Economic optimism continues to decline among Canadian business leaders, according to a new survey conducted for Chartered Professional Accountants of Canada (CPA Canada).
The latest CPA Canada Business Monitor surveyed professional accountants in leadership positions across Canada, and found that a significant number of respondents (29%) were pessimistic about the prospects for the national economy in the coming year.
Optimism among those surveyed sat at 26%, down from 28% the previous quarter. The largest portion of respondents (45%) took a neutral position.
Business leaders’ list of worries included uncertainty surrounding the outlook of the Canadian economy (19%), protectionist trade sentiments in the U.S. (13%), the state of the U.S. economy (10%) and a lack of skilled workers (10%).

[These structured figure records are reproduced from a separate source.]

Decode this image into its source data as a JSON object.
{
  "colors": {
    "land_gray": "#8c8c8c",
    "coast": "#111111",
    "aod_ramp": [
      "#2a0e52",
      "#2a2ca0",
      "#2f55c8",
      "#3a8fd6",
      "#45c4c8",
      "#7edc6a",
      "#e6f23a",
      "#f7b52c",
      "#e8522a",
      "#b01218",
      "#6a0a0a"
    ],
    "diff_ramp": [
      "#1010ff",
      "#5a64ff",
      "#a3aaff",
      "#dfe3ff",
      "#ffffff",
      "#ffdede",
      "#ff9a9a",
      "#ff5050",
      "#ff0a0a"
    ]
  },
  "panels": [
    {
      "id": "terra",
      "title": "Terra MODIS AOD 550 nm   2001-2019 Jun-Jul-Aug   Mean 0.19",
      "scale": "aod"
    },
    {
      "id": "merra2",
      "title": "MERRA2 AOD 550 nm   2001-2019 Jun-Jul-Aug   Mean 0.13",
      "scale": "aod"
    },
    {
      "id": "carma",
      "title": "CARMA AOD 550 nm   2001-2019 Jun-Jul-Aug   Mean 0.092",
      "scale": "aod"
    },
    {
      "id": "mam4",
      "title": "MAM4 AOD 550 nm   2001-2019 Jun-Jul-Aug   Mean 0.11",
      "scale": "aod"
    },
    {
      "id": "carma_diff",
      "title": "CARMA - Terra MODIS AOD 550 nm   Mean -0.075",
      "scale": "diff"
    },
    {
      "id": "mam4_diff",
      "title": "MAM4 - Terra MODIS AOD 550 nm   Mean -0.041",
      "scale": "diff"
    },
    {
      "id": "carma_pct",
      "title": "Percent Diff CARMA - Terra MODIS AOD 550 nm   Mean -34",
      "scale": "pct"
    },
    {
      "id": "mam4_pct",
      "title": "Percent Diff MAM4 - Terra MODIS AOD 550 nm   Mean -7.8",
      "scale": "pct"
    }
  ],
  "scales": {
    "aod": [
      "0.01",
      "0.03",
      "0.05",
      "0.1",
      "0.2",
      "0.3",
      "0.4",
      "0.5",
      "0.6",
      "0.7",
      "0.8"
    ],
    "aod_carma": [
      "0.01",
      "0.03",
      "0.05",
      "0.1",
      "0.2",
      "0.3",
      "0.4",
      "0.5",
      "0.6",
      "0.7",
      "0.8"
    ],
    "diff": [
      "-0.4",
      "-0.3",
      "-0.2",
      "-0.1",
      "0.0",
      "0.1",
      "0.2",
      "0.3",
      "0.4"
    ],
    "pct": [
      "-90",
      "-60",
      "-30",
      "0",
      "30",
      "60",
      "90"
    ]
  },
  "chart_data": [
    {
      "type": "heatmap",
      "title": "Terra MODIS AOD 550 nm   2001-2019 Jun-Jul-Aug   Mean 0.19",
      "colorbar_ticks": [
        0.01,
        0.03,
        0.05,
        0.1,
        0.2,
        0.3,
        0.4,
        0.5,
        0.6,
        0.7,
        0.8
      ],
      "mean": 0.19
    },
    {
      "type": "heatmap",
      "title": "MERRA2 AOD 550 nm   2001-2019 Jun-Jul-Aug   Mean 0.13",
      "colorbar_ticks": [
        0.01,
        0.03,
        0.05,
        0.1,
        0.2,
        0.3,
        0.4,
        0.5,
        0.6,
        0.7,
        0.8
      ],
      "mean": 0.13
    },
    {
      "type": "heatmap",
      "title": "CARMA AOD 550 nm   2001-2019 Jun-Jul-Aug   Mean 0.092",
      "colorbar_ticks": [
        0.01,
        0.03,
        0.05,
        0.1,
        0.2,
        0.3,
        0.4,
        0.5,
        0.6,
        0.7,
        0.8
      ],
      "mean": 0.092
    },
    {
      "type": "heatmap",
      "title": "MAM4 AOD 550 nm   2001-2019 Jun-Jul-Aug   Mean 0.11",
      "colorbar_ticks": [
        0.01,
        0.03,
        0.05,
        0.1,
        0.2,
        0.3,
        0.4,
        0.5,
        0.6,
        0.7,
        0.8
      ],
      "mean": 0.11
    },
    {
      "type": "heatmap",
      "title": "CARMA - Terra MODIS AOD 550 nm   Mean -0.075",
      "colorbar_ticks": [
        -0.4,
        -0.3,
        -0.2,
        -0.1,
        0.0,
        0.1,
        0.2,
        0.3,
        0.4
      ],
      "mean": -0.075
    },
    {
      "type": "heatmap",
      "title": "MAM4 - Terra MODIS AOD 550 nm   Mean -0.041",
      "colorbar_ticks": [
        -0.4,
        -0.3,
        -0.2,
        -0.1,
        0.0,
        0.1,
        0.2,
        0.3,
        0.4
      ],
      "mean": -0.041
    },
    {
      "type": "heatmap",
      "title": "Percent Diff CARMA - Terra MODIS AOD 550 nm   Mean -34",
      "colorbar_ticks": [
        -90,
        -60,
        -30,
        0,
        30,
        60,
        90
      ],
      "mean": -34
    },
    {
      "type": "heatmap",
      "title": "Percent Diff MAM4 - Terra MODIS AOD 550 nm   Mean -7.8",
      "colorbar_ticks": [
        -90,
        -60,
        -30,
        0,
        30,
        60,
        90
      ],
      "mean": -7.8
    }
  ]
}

However, respondents continued to be more confident about the outlook of their own organizations.
Half of those surveyed said they were optimistic about their own business in the coming year, predicting increases in revenues (64%), profits (60%) and employee numbers (39%).
Only 21% of business leaders reported being pessimistic about their own businesses, while 28% were neutral.
The CPA Canada Business Monitor is issued quarterly, based on a survey commissioned by CPA Canada and conducted by Nielsen. The Q4 2019 study was conducted from Dec. 6 to 20. Emailed surveys were completed by 365 respondents identified by CPA Canada as holding senior positions in industry.